The completion of the special, secret circuit has the side effect of cutting off power to the electromagnetic catches on the fire doors, causing them all to swing shut. And -- oops! -- they lock. And the smoke detectors and sprinkler activation switches are on the same cut-off circuit. It would be a disastrous design flaw, if it hadn't all been done on purpose.
The fire will be huge and swift and catastrophic and deadly.
He can hardly wait.
Soon people begin to die. Smoke inhalation or burns or crashing into the ground from fifth-floor windows; it doesn't matter how they die so long as they do. Fenton registers each small murder as an electric thrill, a tingle rising up from his feet and sweeping up to his head.
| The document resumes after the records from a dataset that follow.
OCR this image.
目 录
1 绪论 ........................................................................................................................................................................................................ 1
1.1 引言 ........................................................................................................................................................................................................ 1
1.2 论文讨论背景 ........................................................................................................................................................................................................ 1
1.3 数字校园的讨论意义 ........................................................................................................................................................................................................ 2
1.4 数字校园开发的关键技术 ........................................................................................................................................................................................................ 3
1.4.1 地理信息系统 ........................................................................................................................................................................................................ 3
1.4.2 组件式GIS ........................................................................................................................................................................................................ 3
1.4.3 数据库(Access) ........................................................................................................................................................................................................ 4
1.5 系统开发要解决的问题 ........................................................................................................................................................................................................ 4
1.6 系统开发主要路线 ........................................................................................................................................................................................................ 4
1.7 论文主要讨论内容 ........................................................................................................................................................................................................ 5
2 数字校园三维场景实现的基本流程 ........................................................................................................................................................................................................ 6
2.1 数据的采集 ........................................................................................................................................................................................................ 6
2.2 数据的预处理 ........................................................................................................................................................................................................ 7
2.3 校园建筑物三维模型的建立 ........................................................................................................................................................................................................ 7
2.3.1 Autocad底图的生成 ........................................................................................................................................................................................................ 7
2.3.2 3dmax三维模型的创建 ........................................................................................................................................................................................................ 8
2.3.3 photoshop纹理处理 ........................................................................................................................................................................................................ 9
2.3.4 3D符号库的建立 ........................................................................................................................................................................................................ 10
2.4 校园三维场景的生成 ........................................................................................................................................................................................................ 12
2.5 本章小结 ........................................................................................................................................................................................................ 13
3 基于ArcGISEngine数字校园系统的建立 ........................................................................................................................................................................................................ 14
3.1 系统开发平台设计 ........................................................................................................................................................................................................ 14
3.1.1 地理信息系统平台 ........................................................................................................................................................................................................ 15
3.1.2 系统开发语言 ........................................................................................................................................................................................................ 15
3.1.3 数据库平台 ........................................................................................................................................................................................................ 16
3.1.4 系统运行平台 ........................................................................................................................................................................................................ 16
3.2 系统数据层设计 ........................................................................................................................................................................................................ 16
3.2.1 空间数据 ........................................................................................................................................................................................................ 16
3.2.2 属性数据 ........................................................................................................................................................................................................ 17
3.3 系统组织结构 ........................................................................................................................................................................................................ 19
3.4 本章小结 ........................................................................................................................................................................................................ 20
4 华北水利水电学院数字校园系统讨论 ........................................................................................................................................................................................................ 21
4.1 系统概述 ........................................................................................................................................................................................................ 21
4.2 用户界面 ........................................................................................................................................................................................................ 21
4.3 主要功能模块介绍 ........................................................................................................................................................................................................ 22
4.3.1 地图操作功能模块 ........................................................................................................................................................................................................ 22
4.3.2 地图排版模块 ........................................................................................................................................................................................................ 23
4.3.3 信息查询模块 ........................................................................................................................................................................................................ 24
Die, he thinks; and die, and die, and die!
Suddenly an explosion outside shakes the little roundhouse. He is startled for a moment, then realizes that he forgot to turn off the gas main. Stupid -- how could he have been so stupid! Explosions! They could snuff the fire beneath collapsing walls and ceilings! And now the process has begun, and the black iron wheel that would shut off the gas stands across the roundhouse, far beyond his reach. To turn it off he would -- explosion! -- have to leave the marker, leave the center of the roundhouse; and then the precious, precious energy would be lost, would shoot beyond his reach and vanish!
Damn, damn, damn!
He tries to keep one foot on the iron lid, stretching his legs to reach out for the valve. It remains beyond his trembling fingers, perhaps a foot away. Another explosion roars its fury, the largest one so far. It deafens him, it shakes the brick walls.
He steps off the marker. Immediately the power begins to leave him, rushing out like water swirling down a drain. His hands find the wheel, but before they can turn it the roof bursts open above him and a chunk of flaming masonry and drywall comes crashing down. He screams and falls onto his back. The chunk of the Wright Project strikes the gas main and the other pipes and bends them down toward his prostrate form, stopping scant feet from crushing him. He can feel the heat of the debris and scuttles backward. Through the hole in the roof he sees the sky bloodied by fire, bruised by smoke. He hears the screams and the sirens. He feels his power trickling away.
Something hit his head. He's dizzy and injured, blood is running down his face. He crawls back to the center of the roundhouse, stares stupidly at the burning chunk of building that intrudes on his sanctuary. He thinks he should do something about it but can't decide what.
The clump of masonry shifts and slides closer to the floor. The gas main bursts. He has a moment to stare at the ruptured conduit, a second to smell the sulfur.
Then the roundhouse erupts into a geyser straight from hell.